Friday, June 6, 2008

WEEK 1

In the lectures this week I was surprised about the amount of knowledge that had been left out of my previous historical education. Especially when it came to the mound building groups in the Mississippi Valley. That part of history took place in an extremely close geographical proximity and over a vast amount of time but I have heard so little about the civilizations themselves. The population being the same as London at the time which I have learned so much about was extremely shocking, not to mention that the Cahokia populated the largest city in the United States up til the revolution. I am interested in learning more about the extensive trading networks between groups in the area and how far the trade networks reached between the cultures with different political structures.
The idea of the "collapse" of these civilizations is something I would have liked to discuss further.

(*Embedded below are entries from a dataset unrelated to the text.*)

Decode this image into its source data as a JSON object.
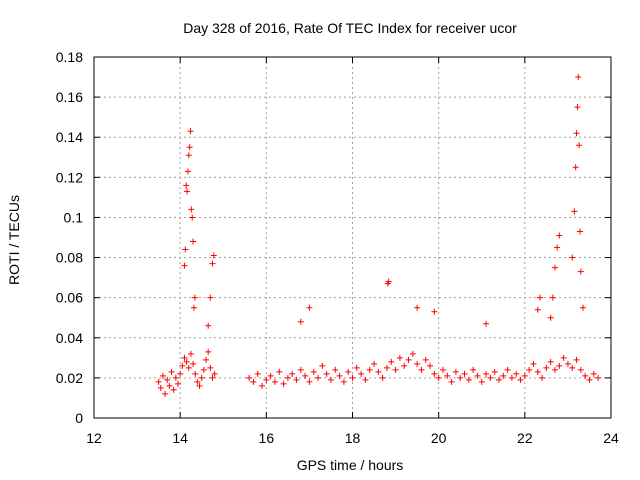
{
  "chart_data": {
    "type": "scatter",
    "title": "Day 328 of 2016, Rate Of TEC Index for receiver ucor",
    "xlabel": "GPS time / hours",
    "ylabel": "ROTI / TECUs",
    "xlim": [
      12,
      24
    ],
    "ylim": [
      0,
      0.18
    ],
    "xticks": [
      12,
      14,
      16,
      18,
      20,
      22,
      24
    ],
    "yticks": [
      0,
      0.02,
      0.04,
      0.06,
      0.08,
      0.1,
      0.12,
      0.14,
      0.16,
      0.18
    ],
    "xtick_labels": [
      "12",
      "14",
      "16",
      "18",
      "20",
      "22",
      "24"
    ],
    "ytick_labels": [
      "0",
      "0.02",
      "0.04",
      "0.06",
      "0.08",
      "0.1",
      "0.12",
      "0.14",
      "0.16",
      "0.18"
    ],
    "grid": true,
    "marker": "+",
    "color": "#ff0000",
    "series": [
      {
        "name": "ROTI",
        "x": [
          13.5,
          13.55,
          13.6,
          13.65,
          13.7,
          13.75,
          13.8,
          13.85,
          13.9,
          13.95,
          14.0,
          14.05,
          14.1,
          14.15,
          14.2,
          14.25,
          14.3,
          14.35,
          14.4,
          14.45,
          14.5,
          14.55,
          14.6,
          14.65,
          14.7,
          14.75,
          14.8,
          14.1,
          14.12,
          14.14,
          14.16,
          14.18,
          14.2,
          14.22,
          14.24,
          14.26,
          14.28,
          14.3,
          14.32,
          14.34,
          14.65,
          14.7,
          14.75,
          14.78,
          15.6,
          15.7,
          15.8,
          15.9,
          16.0,
          16.1,
          16.2,
          16.3,
          16.4,
          16.5,
          16.6,
          16.7,
          16.8,
          16.9,
          17.0,
          17.1,
          17.2,
          17.3,
          17.4,
          17.5,
          17.6,
          17.7,
          17.8,
          17.9,
          18.0,
          18.1,
          18.2,
          18.3,
          18.4,
          18.5,
          18.6,
          18.7,
          18.8,
          18.9,
          19.0,
          19.1,
          19.2,
          19.3,
          19.4,
          19.5,
          19.6,
          19.7,
          19.8,
          19.9,
          20.0,
          20.1,
          20.2,
          20.3,
          20.4,
          20.5,
          20.6,
          20.7,
          20.8,
          20.9,
          21.0,
          21.1,
          21.2,
          21.3,
          21.4,
          21.5,
          21.6,
          21.7,
          21.8,
          21.9,
          22.0,
          22.1,
          22.2,
          22.3,
          22.4,
          22.5,
          22.6,
          22.7,
          22.8,
          22.9,
          23.0,
          23.1,
          23.2,
          23.3,
          23.4,
          23.5,
          23.6,
          23.7,
          22.6,
          22.65,
          22.7,
          22.75,
          22.8,
          23.1,
          23.15,
          23.18,
          23.2,
          23.22,
          23.24,
          23.26,
          23.28,
          23.3,
          23.35,
          18.82,
          18.84,
          17.0,
          16.8,
          19.5,
          19.9,
          22.35,
          22.3,
          21.1
        ],
        "y": [
          0.018,
          0.015,
          0.021,
          0.012,
          0.019,
          0.016,
          0.023,
          0.014,
          0.02,
          0.017,
          0.022,
          0.026,
          0.03,
          0.028,
          0.025,
          0.032,
          0.027,
          0.022,
          0.018,
          0.016,
          0.02,
          0.024,
          0.029,
          0.033,
          0.025,
          0.02,
          0.022,
          0.076,
          0.084,
          0.116,
          0.113,
          0.123,
          0.131,
          0.135,
          0.143,
          0.104,
          0.1,
          0.088,
          0.055,
          0.06,
          0.046,
          0.06,
          0.077,
          0.081,
          0.02,
          0.018,
          0.022,
          0.016,
          0.019,
          0.021,
          0.018,
          0.023,
          0.017,
          0.02,
          0.022,
          0.019,
          0.024,
          0.021,
          0.018,
          0.023,
          0.02,
          0.026,
          0.022,
          0.019,
          0.024,
          0.021,
          0.018,
          0.023,
          0.02,
          0.025,
          0.022,
          0.019,
          0.024,
          0.027,
          0.023,
          0.02,
          0.025,
          0.028,
          0.024,
          0.03,
          0.026,
          0.029,
          0.032,
          0.027,
          0.024,
          0.029,
          0.026,
          0.022,
          0.02,
          0.024,
          0.021,
          0.018,
          0.023,
          0.02,
          0.022,
          0.019,
          0.024,
          0.021,
          0.018,
          0.022,
          0.02,
          0.023,
          0.019,
          0.021,
          0.024,
          0.02,
          0.022,
          0.019,
          0.021,
          0.024,
          0.027,
          0.023,
          0.02,
          0.025,
          0.028,
          0.024,
          0.026,
          0.03,
          0.027,
          0.025,
          0.029,
          0.024,
          0.021,
          0.019,
          0.022,
          0.02,
          0.05,
          0.06,
          0.075,
          0.085,
          0.091,
          0.08,
          0.103,
          0.125,
          0.142,
          0.155,
          0.17,
          0.136,
          0.093,
          0.073,
          0.055,
          0.067,
          0.068,
          0.055,
          0.048,
          0.055,
          0.053,
          0.06,
          0.054,
          0.047
        ]
      }
    ]
  }
}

It is obvious that there was not a distinct collapse in many cases. Perhaps a better word for it would be an evolution and this is something that our society should consider. These people seem to have seen that their lifestyle was no longer sustainable and chose to adapt to their surroundings and begin again in different areas with different structures. It also seemed to take a much longer amount of time for these civilizations to get to the point where they needed to change, possibly showing that these ancient groups of people that we refuse to include in our common knowledge of history were more civilized and knowledgable than our society today.

2 comments:

KYLE WATERS said...

I have to agree. The information in this class has really been surprising since I am a history major and there seems to be so little talk in the other history classes on the people that inhabited this country before the landing of Columbus.

Stephanie Bray said...

I was also surprised at the lack of information I had been given in previous history classes. When I was attending Fresno City College in Fresno, CA in 2005, I took an American History class that took pride in a goal of opening students' eyes to the lies they had been told all through high school. The section on Christopher Columbus and Native American history was truly shocking to me and made me feel like my previous history classes had been doing some elaborate cover-up when it comes to discussing Native American history. I can understand why some things were not discussed in prior history classes because new discoveries are constantly being made but it seems that sites of historical interests that are as close as the Cahokia Mounds really should have been addressed. Historical sites in Europe and South America are important for us to know but why leave out the sites that are close enough for us to actually get to experience? It is also infuriating how historians and many teachers present Columbus and the early white settlers as heroes coming to American to save this land and Native American people from themselves. It is very misleading to students with such impressionable minds and I'm sure wreaks havoc with Native American childrens' view of themselves and their ancestors.